Chú yīqiè jíbìng tuóluóní jīng 除一切疾病陀羅尼經

Sūtra of the Dhāraṇī for Removing All Sicknesses by 不空 (Bùkōng, Amoghavajra, 譯)

About the work

A very short one-fascicle Esoteric healing dhāraṇī translated by Amoghavajra (不空) under imperial commission. The Sanskrit reconstruction Sarva-roga-praśamani-dhāraṇī(sūtra) (so CANWWW) is otherwise unattested in extant Indic sources. CANWWW also preserves the alternate Chinese title 除病經 Chúbìng jīng (“Sūtra for Removing Sickness”). The text is one of three short Bùkōng healing-dhāraṇī in Taishō vol. 21 — alongside KR6j0555 (T1324) for eye-disease and the present text for general disease — that together form the late-Bùkōng medical Esoteric corpus.

Abstract

The frame is the standard evaṃ mayā śrutam: the Buddha is at the Anāthapiṇḍika park near Śrāvastī with 1,250 bhikṣus and a great host of mahāsattva bodhisattvas. The Buddha addresses Ānanda directly: “There is a dhāraṇī capable of removing all sicknesses of the world; you should receive, retain, recite, master, and wisely contemplate it.”

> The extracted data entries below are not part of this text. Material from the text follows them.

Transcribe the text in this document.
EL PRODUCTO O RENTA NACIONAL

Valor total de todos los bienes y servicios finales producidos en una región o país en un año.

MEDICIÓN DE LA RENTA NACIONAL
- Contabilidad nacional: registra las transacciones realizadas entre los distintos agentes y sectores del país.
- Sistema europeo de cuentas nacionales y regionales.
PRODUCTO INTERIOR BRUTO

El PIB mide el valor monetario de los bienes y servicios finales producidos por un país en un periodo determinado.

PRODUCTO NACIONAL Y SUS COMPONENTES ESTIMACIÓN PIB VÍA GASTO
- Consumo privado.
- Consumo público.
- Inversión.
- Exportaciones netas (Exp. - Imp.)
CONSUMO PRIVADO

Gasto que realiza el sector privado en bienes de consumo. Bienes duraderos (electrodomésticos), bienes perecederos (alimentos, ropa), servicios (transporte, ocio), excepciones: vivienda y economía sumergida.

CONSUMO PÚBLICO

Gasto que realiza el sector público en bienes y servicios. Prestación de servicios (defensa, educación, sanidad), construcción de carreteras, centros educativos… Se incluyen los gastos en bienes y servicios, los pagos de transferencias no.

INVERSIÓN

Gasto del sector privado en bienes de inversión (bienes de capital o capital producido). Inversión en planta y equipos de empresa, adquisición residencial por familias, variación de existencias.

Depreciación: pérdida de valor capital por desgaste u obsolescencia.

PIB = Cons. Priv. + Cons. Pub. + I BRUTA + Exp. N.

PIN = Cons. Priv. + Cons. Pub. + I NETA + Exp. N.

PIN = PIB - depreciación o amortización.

The dhāraṇī is then given:

tadyathā vimale vimale vana-kukile śrīmati kuṇḍale dundubhe indrāgni mūle svāhā

The Buddha then enumerates the conditions cured: undigested food (sù-shí bù-xiāo 宿食不消), cholera-and-diarrhoea (huò-luàn 癨亂), wind-disease, biliousness, phlegm-disease, haemorrhoidal fistulae (痔瘻 — note the parallel with KR6j0556), urinary obstruction (), wheeze and asthma (上氣), coughing, malaria-fevers (瘧寒熱), headache and migraine (頭痛半痛), and possession by bhūta-graha spirits (著鬼魅者). The text closes with the Buddha’s adhiṣṭhāna-formula by satya-vacana — “by the truth-speech of the Tathāgata is supreme among all beings, by the truth-speech that the desire-free Dharma is supreme among Dharmas, by the truth-speech that the saṃgha is supreme among assemblies — may I and all sentient beings, having taken food, have it digested in the belly and gain right tranquillity, svāhā.”

The dhāraṇī’s enumerated indications are noteworthy because they correspond closely to the standard Indian Āyurvedic tridoṣa schema (vāta-pitta-kapha = 風-黃-痰), here translated fēng-huáng-tán 風黃痰, with the addition of digestive and graha-possession entries. The text is one of the principal Tang Buddhist witnesses to the Indian medical-doctrinal apparatus in Chinese.

The dating bracket follows Bùkōng’s principal Cháng’ān period (746–774).

Translations and research

  • Strickmann, Michel. Chinese Magical Medicine. Edited by Bernard Faure. Stanford: Stanford University Press, 2002. (The principal English-language treatment of Buddhist healing-dhāraṇī in China; treats the present text alongside KR6j0555 and KR6j0556 in the framework of “therapeutic Buddhism”.)
  • Salguero, C. Pierce. Translating Buddhist Medicine in Medieval China. Philadelphia: University of Pennsylvania Press, 2014. (For the broader translation-history of Buddhist medical texts into Chinese.)